Back in March I wrote about a command line script filter-ip-ranges that can parse the Amazon-published ip-ranges.json file and look up address ranges by region, service or IP address. That’s handy for the occasional manual use or for creating or updating some whitelists or Security Groups through aws-cli.

But running an aws-cli script from cron on some EC2 instance is so old school!

IP-Ranges-Updater Lambda

Much better way is to have this functionality in a Lambda function and let it update your Security Groups or Route Tables automatically.

Welcome IP-Ranges Updater project!

Use cases

Obviously I didn’t develop this Lambda just for the sake of it. Obviously I had a problem that needed solving. Actually two problems.

Permit access to EC2 / ELB only through CloudFront

I wanted to restrict access to a web server only through CloudFront. In my case to enforce WAF (Web Application Firewall), which at the time wasn’t available for ELB/ALB (now it is). One of the ways to achieve that is to add all the CloudFront CIDRs to the to the EC2 or ELB Security Group.

  • Solution: Let IP-Ranges Updater populate the Security Group rules and keep it up to date when new CloudFront CIDRs are added.

Add routes for traffic to specific IP ranges

One of my customers has very strict policies regarding outbound access from VPCs. EC2 instance don’t have direct outside access and everything has to go through a Proxy with URL whitelist.

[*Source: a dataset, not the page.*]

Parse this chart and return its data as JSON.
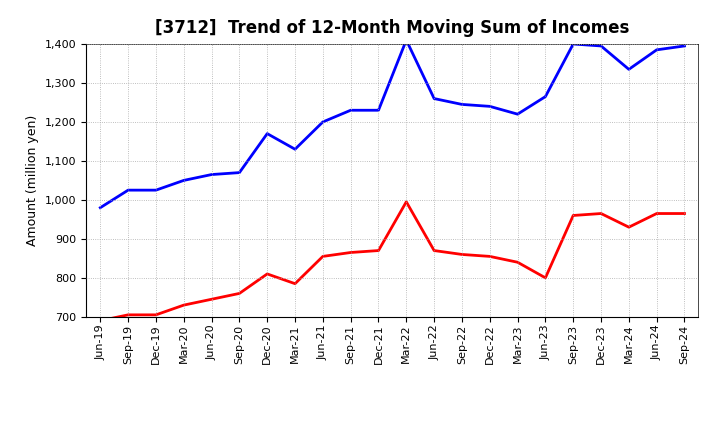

Unfortunately there are services like Fargate or Cognito that don’t work without direct outside access. For these special cases we got a security exemption to create dedicated subnets in the VPC with NAT but that NAT could only be used to access the Amazon IPs in our region, nothing else!

  • Solution: Use IP-Ranges Updater to add our local region’s IP Ranges to the new subnets’ Route Tables with target being the NAT gateway.

Installation and Usage

Head over to the IP-Ranges Updater on GitHub and check out the README file for detailed installation instructions.

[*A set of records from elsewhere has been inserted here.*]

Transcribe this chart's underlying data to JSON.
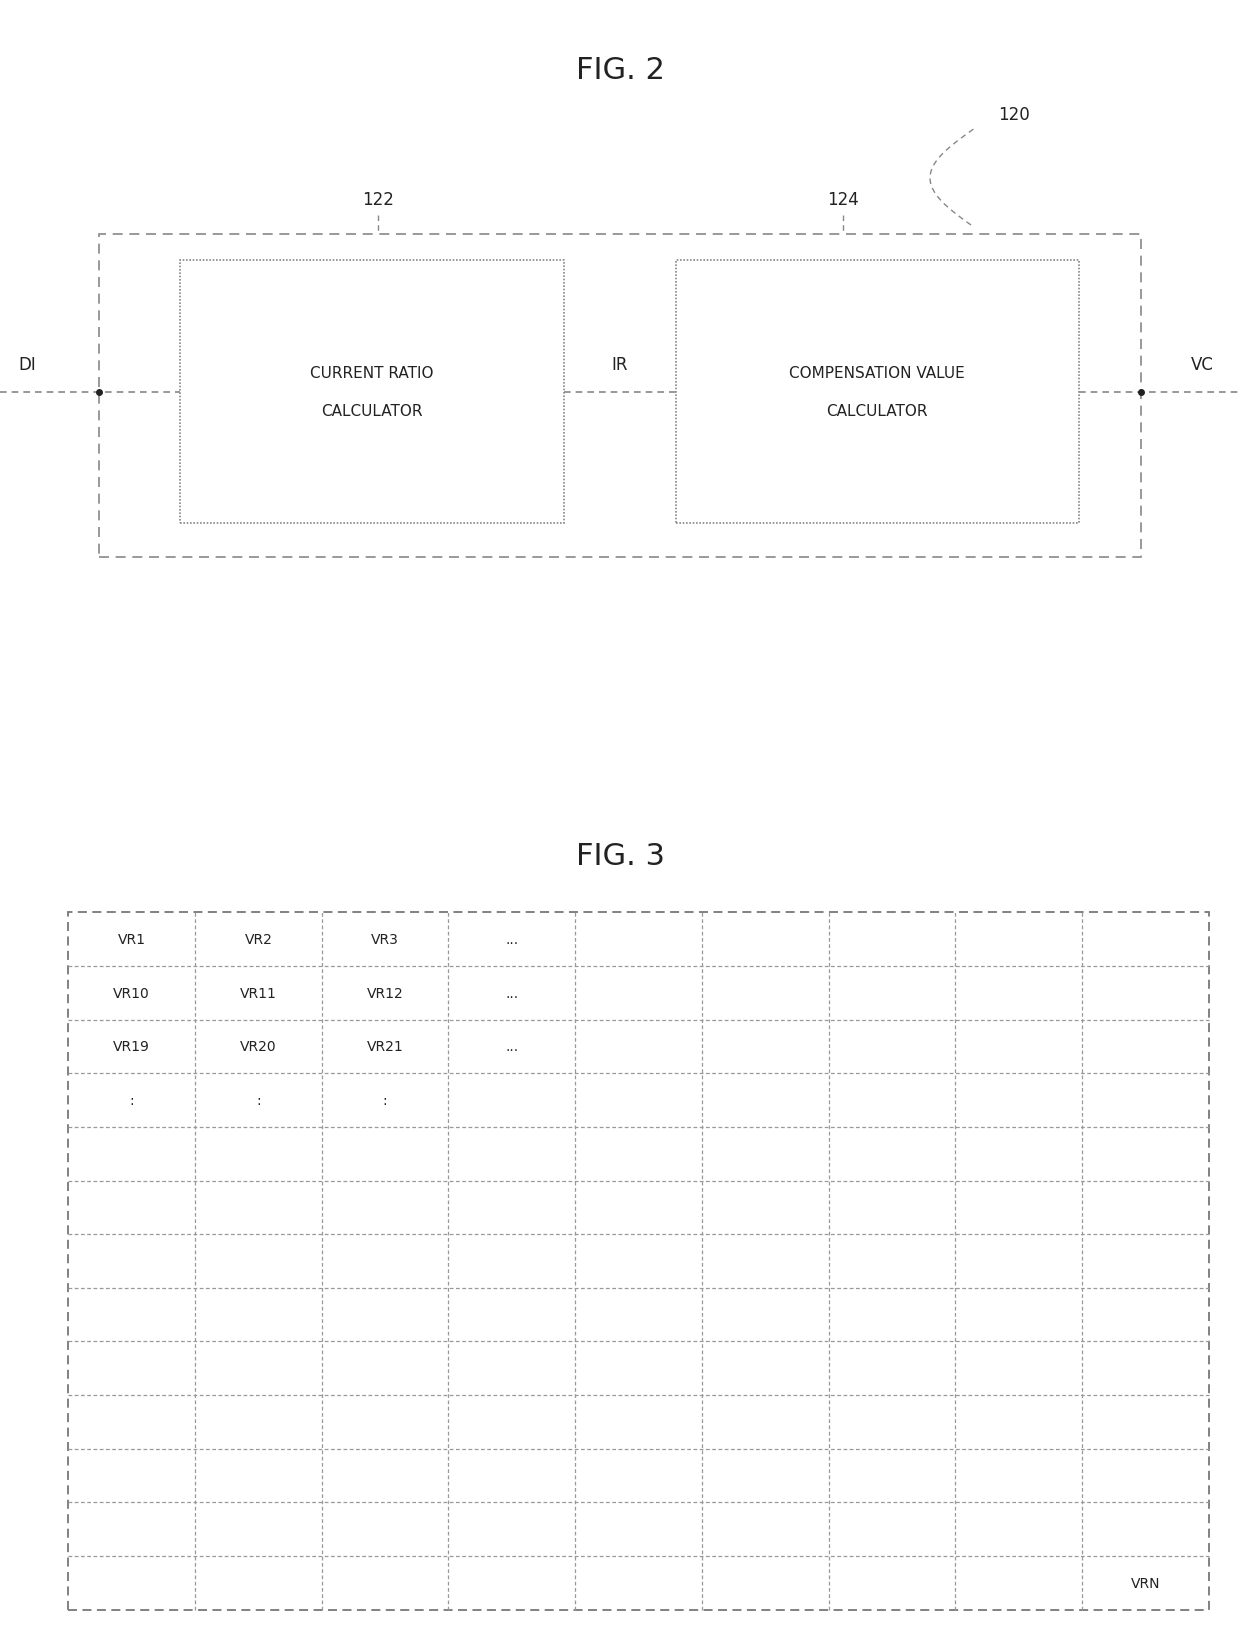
{
  "fig_title1": "FIG. 2",
  "fig_title2": "FIG. 3",
  "label_120": "120",
  "label_122": "122",
  "label_124": "124",
  "box1_text_line1": "CURRENT RATIO",
  "box1_text_line2": "CALCULATOR",
  "box2_text_line1": "COMPENSATION VALUE",
  "box2_text_line2": "CALCULATOR",
  "di_label": "DI",
  "ir_label": "IR",
  "vc_label": "VC",
  "table_rows": 13,
  "table_cols": 9,
  "table_data": [
    [
      "VR1",
      "VR2",
      "VR3",
      "...",
      "",
      "",
      "",
      "",
      ""
    ],
    [
      "VR10",
      "VR11",
      "VR12",
      "...",
      "",
      "",
      "",
      "",
      ""
    ],
    [
      "VR19",
      "VR20",
      "VR21",
      "...",
      "",
      "",
      "",
      "",
      ""
    ],
    [
      ":",
      ":",
      ":",
      "",
      "",
      "",
      "",
      "",
      ""
    ],
    [
      "",
      "",
      "",
      "",
      "",
      "",
      "",
      "",
      ""
    ],
    [
      "",
      "",
      "",
      "",
      "",
      "",
      "",
      "",
      ""
    ],
    [
      "",
      "",
      "",
      "",
      "",
      "",
      "",
      "",
      ""
    ],
    [
      "",
      "",
      "",
      "",
      "",
      "",
      "",
      "",
      ""
    ],
    [
      "",
      "",
      "",
      "",
      "",
      "",
      "",
      "",
      ""
    ],
    [
      "",
      "",
      "",
      "",
      "",
      "",
      "",
      "",
      ""
    ],
    [
      "",
      "",
      "",
      "",
      "",
      "",
      "",
      "",
      ""
    ],
    [
      "",
      "",
      "",
      "",
      "",
      "",
      "",
      "",
      ""
    ],
    [
      "",
      "",
      "",
      "",
      "",
      "",
      "",
      "",
      "VRN"
    ]
  ],
  "bg_color": "#ffffff",
  "line_color": "#888888",
  "text_color": "#222222",
  "font_size_title": 22,
  "font_size_label": 12,
  "font_size_box": 11,
  "font_size_table": 10
}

Here I’ll add only a couple of notes…

  • Just like with the command-line tool filter-ip-ranges you can filter prefixes by region or service. In this case the filter is in JSON format as described in the README.
  • The Lambda Python file can be called from the shell to facilitate development of the JSON filter.

    ~/aws-ipranges-updater $ ./ipranges_updater/lambda.py \
                             --json '[{"region":"ap-southeast-2","services":["S3"]}]'
    SELECTED: 4 prefixes
    52.92.52.0/22 ap-southeast-2 AMAZON S3
    52.95.128.0/21 ap-southeast-2 AMAZON S3
    54.231.248.0/22 ap-southeast-2 AMAZON S3
    54.231.252.0/24 ap-southeast-2 AMAZON S3
    
  • In the config.sh file comment out settings that you don’t need. For example  if you are only going to update Ingress rules in Security Groups but not Route Tables or Security Group Egress rules comment out ROUTE_TABLES, RT_TARGET and SG_EGRESS_PORTS lines.

SNS vs Scheduled runs

The Lambda is scheduled to run once a day, at some random point in the day. That’s fine because ip-ranges.json doesn’t change that often and even after AWS adds new CIDRs to the file it takes some time before they start using them.

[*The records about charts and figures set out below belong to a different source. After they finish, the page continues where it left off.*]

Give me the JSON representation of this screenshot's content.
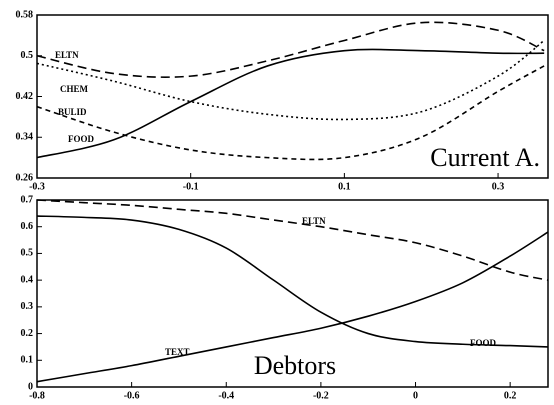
{
  "chart_data": [
    {
      "type": "line",
      "title": "Current A.",
      "x": [
        -0.3,
        -0.2,
        -0.1,
        0,
        0.1,
        0.2,
        0.3,
        0.36
      ],
      "xlim": [
        -0.3,
        0.365
      ],
      "xticks": [
        -0.3,
        -0.1,
        0.1,
        0.3
      ],
      "ylim": [
        0.26,
        0.58
      ],
      "yticks": [
        0.26,
        0.34,
        0.42,
        0.5,
        0.58
      ],
      "series": [
        {
          "name": "ELTN",
          "color": "#000000",
          "dash": "9,5",
          "values": [
            0.5,
            0.465,
            0.46,
            0.49,
            0.53,
            0.565,
            0.55,
            0.51
          ]
        },
        {
          "name": "CHEM",
          "color": "#000000",
          "dash": "2,3",
          "values": [
            0.485,
            0.45,
            0.41,
            0.385,
            0.375,
            0.39,
            0.46,
            0.53
          ]
        },
        {
          "name": "BULID",
          "color": "#000000",
          "dash": "5,4",
          "values": [
            0.4,
            0.35,
            0.315,
            0.3,
            0.3,
            0.34,
            0.43,
            0.48
          ]
        },
        {
          "name": "FOOD",
          "color": "#000000",
          "dash": "none",
          "values": [
            0.3,
            0.335,
            0.41,
            0.48,
            0.51,
            0.51,
            0.505,
            0.505
          ]
        }
      ]
    },
    {
      "type": "line",
      "title": "Debtors",
      "x": [
        -0.8,
        -0.7,
        -0.6,
        -0.5,
        -0.4,
        -0.3,
        -0.2,
        -0.1,
        0,
        0.1,
        0.2,
        0.28
      ],
      "xlim": [
        -0.8,
        0.28
      ],
      "xticks": [
        -0.8,
        -0.6,
        -0.4,
        -0.2,
        0,
        0.2
      ],
      "ylim": [
        0,
        0.7
      ],
      "yticks": [
        0,
        0.1,
        0.2,
        0.3,
        0.4,
        0.5,
        0.6,
        0.7
      ],
      "series": [
        {
          "name": "ELTN",
          "color": "#000000",
          "dash": "9,5",
          "values": [
            0.7,
            0.69,
            0.68,
            0.665,
            0.65,
            0.625,
            0.6,
            0.57,
            0.54,
            0.49,
            0.43,
            0.4
          ]
        },
        {
          "name": "FOOD",
          "color": "#000000",
          "dash": "none",
          "values": [
            0.64,
            0.635,
            0.625,
            0.59,
            0.52,
            0.4,
            0.28,
            0.2,
            0.17,
            0.16,
            0.155,
            0.15
          ]
        },
        {
          "name": "TEXT",
          "color": "#000000",
          "dash": "none",
          "values": [
            0.02,
            0.05,
            0.08,
            0.115,
            0.15,
            0.185,
            0.22,
            0.265,
            0.32,
            0.39,
            0.49,
            0.58
          ]
        }
      ]
    }
  ]
}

It is however possible to run it as soon as and only when ip-ranges.json is updated. Every time Amazon updates the file they publish a SNS notification to a SNS Topic in us-east-1 – we can subscribe to it and trigger our run from there. Check out the use-sns branch in GitHub for an implementation.

Unfortunately on a few occasions I found that the ip-ranges.json file was not yet readable when the SNS Topic delivered the notification which essentially meant that I missed out on those updates. Running it periodically once a day seems to be more reliable.

  • Either way you may want to run the newly created Lambda manually for the first time after deployment to populate your Security Groups or Route Tables without having to wait a day for the scheduled run or for the file update if you are using SNS.